Sry guys, I have so many questions. I have a midterm next week

The question is
1. r(t)=ti+(2/3)t^(3/2)k 0<t<8 (this is less than equal to or greater or equal to)
a. find the curve's until tangent vector
b. find the length of the indicated portion of the curve

This is how i did it
a. r'(t)=i+t^1/2k (i took the derivative)
lvl= square root of 1+t^2
T=v/(lvl)
which is 1/square root 1+t^2 i + square root t/square root 1+t^2k

b. i took the integral from o to 8 for square root of 1+t^2
this is where i get stuck, i'm not sure how to integrate that



i'm sorry if this is hard to read, i don't have any programs which can do math symbols.


thanks for the help

 

[soroban]

Hello, Mindy!

A small but critical error . . .

1. \(\displaystyle \;{\bf r}(t)\:=\:t{\bf i}\,+\,\frac{2}{3}t^{\frac{3}{2}}{\bf k}\;\;\; 0\,\leq\,t\,\leq\,8\)
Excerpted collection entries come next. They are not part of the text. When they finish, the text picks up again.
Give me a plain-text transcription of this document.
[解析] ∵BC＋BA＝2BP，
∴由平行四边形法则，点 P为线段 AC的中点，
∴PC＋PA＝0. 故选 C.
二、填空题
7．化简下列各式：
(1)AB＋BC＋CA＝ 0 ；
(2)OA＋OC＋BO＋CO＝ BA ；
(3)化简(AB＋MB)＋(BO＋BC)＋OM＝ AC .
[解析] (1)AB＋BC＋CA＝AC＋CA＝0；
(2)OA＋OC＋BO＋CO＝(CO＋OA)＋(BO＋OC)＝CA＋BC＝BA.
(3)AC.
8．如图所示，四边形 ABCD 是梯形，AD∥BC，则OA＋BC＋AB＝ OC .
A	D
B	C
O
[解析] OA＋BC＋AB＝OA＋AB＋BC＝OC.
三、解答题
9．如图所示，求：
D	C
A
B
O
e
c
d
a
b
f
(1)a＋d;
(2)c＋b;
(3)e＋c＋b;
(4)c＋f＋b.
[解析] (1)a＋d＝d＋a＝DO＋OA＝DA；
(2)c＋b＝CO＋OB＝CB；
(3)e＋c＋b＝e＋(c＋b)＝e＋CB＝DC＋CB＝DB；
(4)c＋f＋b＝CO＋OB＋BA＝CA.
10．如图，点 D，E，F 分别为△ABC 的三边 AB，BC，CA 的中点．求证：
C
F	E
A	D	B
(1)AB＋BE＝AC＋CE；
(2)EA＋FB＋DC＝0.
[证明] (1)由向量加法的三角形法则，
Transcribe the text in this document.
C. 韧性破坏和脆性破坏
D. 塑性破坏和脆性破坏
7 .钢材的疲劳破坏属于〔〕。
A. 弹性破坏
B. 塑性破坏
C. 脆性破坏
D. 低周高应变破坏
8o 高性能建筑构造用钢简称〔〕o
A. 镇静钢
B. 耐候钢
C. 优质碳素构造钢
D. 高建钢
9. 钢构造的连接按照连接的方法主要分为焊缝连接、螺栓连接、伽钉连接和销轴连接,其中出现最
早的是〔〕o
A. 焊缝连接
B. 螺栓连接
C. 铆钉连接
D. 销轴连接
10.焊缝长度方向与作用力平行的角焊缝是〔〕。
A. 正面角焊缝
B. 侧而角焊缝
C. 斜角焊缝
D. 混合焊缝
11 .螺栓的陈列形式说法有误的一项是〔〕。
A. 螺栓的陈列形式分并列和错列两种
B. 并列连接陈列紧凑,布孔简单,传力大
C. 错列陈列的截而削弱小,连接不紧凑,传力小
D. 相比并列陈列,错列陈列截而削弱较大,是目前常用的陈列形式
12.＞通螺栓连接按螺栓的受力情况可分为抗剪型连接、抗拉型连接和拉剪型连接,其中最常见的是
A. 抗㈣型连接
a) Find the curve's unit tangent vector
b) Find the length of the indicated portion of the curve


This is how i did it

\(\displaystyle {\bf r}'(t)\:=\:{\bf i}\,+\,t^{\frac{1}{2}}{\bf k}\;\;\) (i took the derivative) . . . . Yes!

\(\displaystyle |{\bf v}|\:=\:\sqrt{1\,+\,t^2}\;\;\) . . . no

\(\displaystyle \text{We have: }\;{\bf v}(t) \:=\:1\cdot{\bf i} \,+ \,t^{\frac{1}{2}}\cdot{\bf k}\)

\(\displaystyle \text{Then: }\:|{\bf v}| \:=\:\sqrt{1^2\,+\,\left(t^{\frac{1}{2}}\right)^2} \:=\:\sqrt{1\,+\,t}\)

 

[mindy88]

oh i see, i squared it wrong. thanks